On this date we remember Haiti’s founder General Jean-Jacques Dessalines, who was killed after becoming the first world leader in the Americas to permanently abolish slavery.
BY MARLENE L. DAUT, PH.D · UPDATED OCTOBER 17, 2023
After more than two hundred years of French slavery and colonial rule, Haiti broke free and emerged as the first nation to outlaw slavery and the slave trade in 1804. On the anniversary of the death of Haiti’s revolutionary founder, Jean-Jacques Dessalines, ESSENCE wants to make sure you know how he used all his might to destroy slavery and cement Haitian independence.
In 1758, Dessalines was born to an enslaved mother in Grande-Rivière-du-Nord in the French colony of Saint-Domingue (today Haiti). After being tortured by his enslavers for thirty-three years, Dessalines participated in the Revolution (1791-1803) that brought slavery in the colony to a standstill. Eventually joining the famous revolutionary and formerly enslaved Toussaint Louverture, together, they and the other revolutionaries forced France to officially abolish slavery. As free men, Dessalines and Louverture then rose through the ranks to become generals in the French military at war, by turns, with Spain and Great Britain.

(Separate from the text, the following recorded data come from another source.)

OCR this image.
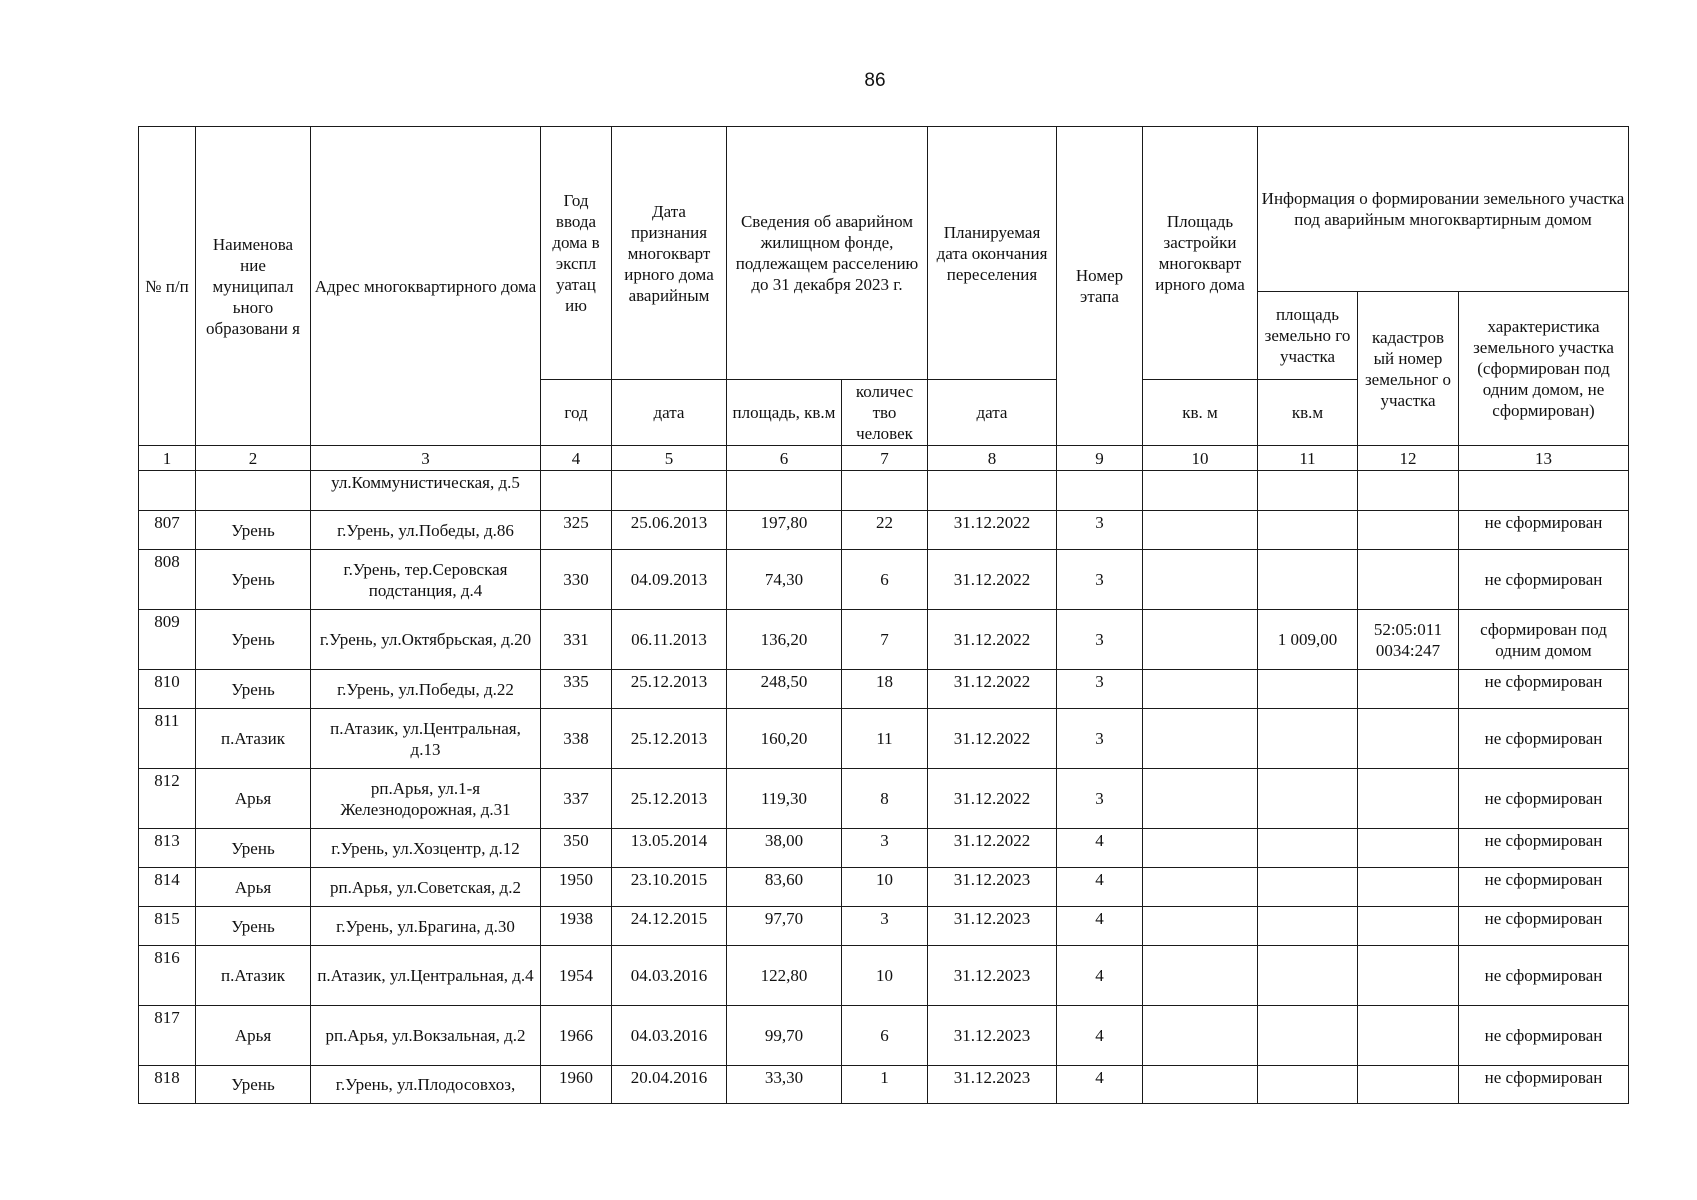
86
№ п/п	Наименова ние муниципал ьного образовани я	Адрес многоквартирного дома	Год ввода дома в экспл уатац ию	Дата признания многокварт ирного дома аварийным	Сведения об аварийном жилищном фонде, подлежащем расселению до 31 декабря 2023 г.		Планируемая дата окончания переселения	Номер этапа	Площадь застройки многокварт ирного дома	Информация о формировании земельного участка под аварийным многоквартирным домом		
										площадь земельно го участка	кадастров ый номер земельног о участка	характеристика земельного участка (сформирован под одним домом, не сформирован)
			год	дата	площадь, кв.м	количес тво человек	дата		кв. м	кв.м		
1	2	3	4	5	6	7	8	9	10	11	12	13
		ул.Коммунистическая, д.5										
807	Урень	г.Урень, ул.Победы, д.86	325	25.06.2013	197,80	22	31.12.2022	3				не сформирован
808	Урень	г.Урень, тер.Серовская подстанция, д.4	330	04.09.2013	74,30	6	31.12.2022	3				не сформирован
809	Урень	г.Урень, ул.Октябрьская, д.20	331	06.11.2013	136,20	7	31.12.2022	3		1 009,00	52:05:011 0034:247	сформирован под одним домом
810	Урень	г.Урень, ул.Победы, д.22	335	25.12.2013	248,50	18	31.12.2022	3				не сформирован
811	п.Атазик	п.Атазик, ул.Центральная, д.13	338	25.12.2013	160,20	11	31.12.2022	3				не сформирован
812	Арья	рп.Арья, ул.1-я Железнодорожная, д.31	337	25.12.2013	119,30	8	31.12.2022	3				не сформирован
813	Урень	г.Урень, ул.Хозцентр, д.12	350	13.05.2014	38,00	3	31.12.2022	4				не сформирован
814	Арья	рп.Арья, ул.Советская, д.2	1950	23.10.2015	83,60	10	31.12.2023	4				не сформирован
815	Урень	г.Урень, ул.Брагина, д.30	1938	24.12.2015	97,70	3	31.12.2023	4				не сформирован
816	п.Атазик	п.Атазик, ул.Центральная, д.4	1954	04.03.2016	122,80	10	31.12.2023	4				не сформирован
817	Арья	рп.Арья, ул.Вокзальная, д.2	1966	04.03.2016	99,70	6	31.12.2023	4				не сформирован
818	Урень	г.Урень, ул.Плодосовхоз,	1960	20.04.2016	33,30	1	31.12.2023	4				не сформирован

After Napoléon Bonaparte overthrew the French government to become First Consul of France, he made it his mission to reinstate slavery. He sent his brother-in-law to the island for that purpose with 60,000 French troops, and he instructed them to get rid of Louverture, Dessalines, and the other revolutionary leaders. The French arrested and deported Louverture in June 1802, but the revolutionaries persisted.
Dessalines successfully unified the Black population to create the armée indigène or indigenous army, who changed their motto from “Liberty or Death!” to “Independence or Death!” The Indigenous Army definitively defeated French troops at the Battle of Vertièreson November 18, 1803.